Sunday, July 09, 2006

Mexican Leftists Determined To Revolt

Losing Mexican Presidential candidate is, in essence, threatening to lead his supporters in a violent revolt.

While the announced winner of last Sunday's presidential election, Felipe Calderon, kept a low profile on Saturday, his leftist rival led a rally of at least 150,000 people, charged the polling had been marred by fraud and suggested there would be civil unrest without a vote-by-vote recount.

"If there is not democracy, there will be instability," said the rival, Andres Manuel Lopez Obrador, at a news conference just hours before he addressed his angry and defiant supporters in Mexico City's central plaza.

How kind of him to offer up that "prediction" of instability, though it hardly proves he's psychic. As the main instigator, it is no more a prediction than when a bank robber predicts a bank robbery.

Having defined "democracy" as "our party winning", I don't see how the Mexican leftists will settle for a mere recount. The fastidious Mexican election procedures probably produced the correct result the first time, one that a recount will verify.
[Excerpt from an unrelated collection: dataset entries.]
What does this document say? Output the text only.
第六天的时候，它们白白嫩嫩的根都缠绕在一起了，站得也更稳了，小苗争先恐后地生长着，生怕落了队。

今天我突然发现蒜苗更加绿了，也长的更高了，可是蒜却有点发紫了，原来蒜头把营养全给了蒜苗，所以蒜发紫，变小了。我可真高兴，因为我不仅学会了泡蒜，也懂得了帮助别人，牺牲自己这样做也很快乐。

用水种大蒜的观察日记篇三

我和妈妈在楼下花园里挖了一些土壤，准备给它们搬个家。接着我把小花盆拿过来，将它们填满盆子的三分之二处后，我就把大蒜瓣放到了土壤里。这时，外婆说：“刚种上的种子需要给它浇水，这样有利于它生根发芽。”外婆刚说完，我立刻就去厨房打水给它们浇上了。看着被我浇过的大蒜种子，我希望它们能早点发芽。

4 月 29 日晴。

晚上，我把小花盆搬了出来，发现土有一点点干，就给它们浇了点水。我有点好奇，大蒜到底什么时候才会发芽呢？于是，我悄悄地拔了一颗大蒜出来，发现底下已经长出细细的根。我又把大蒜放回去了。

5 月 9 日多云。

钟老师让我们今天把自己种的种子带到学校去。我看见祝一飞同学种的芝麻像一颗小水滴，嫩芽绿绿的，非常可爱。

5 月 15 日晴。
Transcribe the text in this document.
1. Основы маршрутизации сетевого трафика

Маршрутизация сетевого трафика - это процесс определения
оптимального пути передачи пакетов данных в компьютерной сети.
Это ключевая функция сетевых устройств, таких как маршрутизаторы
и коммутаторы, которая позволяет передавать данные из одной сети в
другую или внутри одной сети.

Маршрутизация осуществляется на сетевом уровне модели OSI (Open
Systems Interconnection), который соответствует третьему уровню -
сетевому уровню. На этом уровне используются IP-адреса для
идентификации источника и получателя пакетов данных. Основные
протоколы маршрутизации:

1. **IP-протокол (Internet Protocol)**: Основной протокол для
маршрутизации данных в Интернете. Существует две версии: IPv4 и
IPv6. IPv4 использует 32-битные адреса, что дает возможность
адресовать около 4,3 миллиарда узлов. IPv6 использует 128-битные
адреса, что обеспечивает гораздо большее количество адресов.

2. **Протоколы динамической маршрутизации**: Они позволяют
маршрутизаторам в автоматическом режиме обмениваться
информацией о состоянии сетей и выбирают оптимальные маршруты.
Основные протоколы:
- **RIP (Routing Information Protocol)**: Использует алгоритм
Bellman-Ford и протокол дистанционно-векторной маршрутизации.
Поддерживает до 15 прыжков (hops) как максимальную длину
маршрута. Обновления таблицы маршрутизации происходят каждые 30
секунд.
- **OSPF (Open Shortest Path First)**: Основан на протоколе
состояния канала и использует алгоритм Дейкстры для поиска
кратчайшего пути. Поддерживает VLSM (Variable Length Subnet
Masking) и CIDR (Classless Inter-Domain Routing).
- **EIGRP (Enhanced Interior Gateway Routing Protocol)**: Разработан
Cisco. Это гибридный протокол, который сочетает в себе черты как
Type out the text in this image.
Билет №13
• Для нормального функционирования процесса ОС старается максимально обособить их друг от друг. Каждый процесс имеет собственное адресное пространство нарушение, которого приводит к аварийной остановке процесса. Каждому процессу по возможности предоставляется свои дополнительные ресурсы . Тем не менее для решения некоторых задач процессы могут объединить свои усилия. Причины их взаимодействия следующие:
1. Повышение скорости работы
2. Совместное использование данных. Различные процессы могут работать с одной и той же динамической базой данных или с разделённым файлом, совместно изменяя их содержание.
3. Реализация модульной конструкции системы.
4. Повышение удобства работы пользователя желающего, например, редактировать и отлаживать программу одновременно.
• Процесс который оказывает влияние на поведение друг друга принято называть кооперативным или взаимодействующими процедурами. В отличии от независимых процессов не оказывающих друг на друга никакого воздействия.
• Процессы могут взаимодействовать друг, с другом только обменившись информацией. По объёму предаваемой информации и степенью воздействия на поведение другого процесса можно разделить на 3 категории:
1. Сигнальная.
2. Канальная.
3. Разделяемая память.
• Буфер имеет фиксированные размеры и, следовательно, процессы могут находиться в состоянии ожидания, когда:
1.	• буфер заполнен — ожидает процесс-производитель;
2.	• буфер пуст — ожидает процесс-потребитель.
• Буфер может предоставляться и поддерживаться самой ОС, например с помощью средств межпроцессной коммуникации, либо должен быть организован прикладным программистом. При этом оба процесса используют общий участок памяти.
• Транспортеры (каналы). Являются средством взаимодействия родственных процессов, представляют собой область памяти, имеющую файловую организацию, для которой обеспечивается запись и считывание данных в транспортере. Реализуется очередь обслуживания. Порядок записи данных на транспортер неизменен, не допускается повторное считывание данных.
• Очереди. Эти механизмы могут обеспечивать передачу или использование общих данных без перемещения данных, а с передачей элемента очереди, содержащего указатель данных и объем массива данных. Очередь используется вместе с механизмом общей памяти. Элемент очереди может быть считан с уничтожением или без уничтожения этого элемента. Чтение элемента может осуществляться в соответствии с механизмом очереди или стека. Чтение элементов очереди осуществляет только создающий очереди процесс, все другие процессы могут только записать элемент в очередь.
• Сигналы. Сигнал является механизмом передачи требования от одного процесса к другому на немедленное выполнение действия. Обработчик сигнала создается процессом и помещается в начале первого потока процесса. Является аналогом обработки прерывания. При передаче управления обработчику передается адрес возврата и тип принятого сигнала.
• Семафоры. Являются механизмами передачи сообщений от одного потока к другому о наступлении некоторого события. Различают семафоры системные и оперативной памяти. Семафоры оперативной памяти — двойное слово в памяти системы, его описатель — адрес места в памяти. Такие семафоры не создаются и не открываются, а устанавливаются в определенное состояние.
UPDATE: Publius Pundit discusses AMLO's Mexico City rally. In an update, they refer to a Benjamin Ginsburg essay in the Washington Post (originally found by Real Clear Politics). Ginsburg exhibits the heartless logic of the hyper-politicized, suggesting Obrador's supporters press any and every legal advantage to overturn the election, regardless of the merits behind their argument. He seems impervious to the fact that Calderon won by hundreds of thousands of votes, and that the 2000 recount in Florida, despite the best efforts of Gore's lawyers, could only shift the final tally by about a thousand votes.

A.M. Mora y Leon also offers perfect analysis: "By AMLO's logic, if he 'represents the people' how could it be possible that the people could reject him? It’s impossible! It all must be a plot."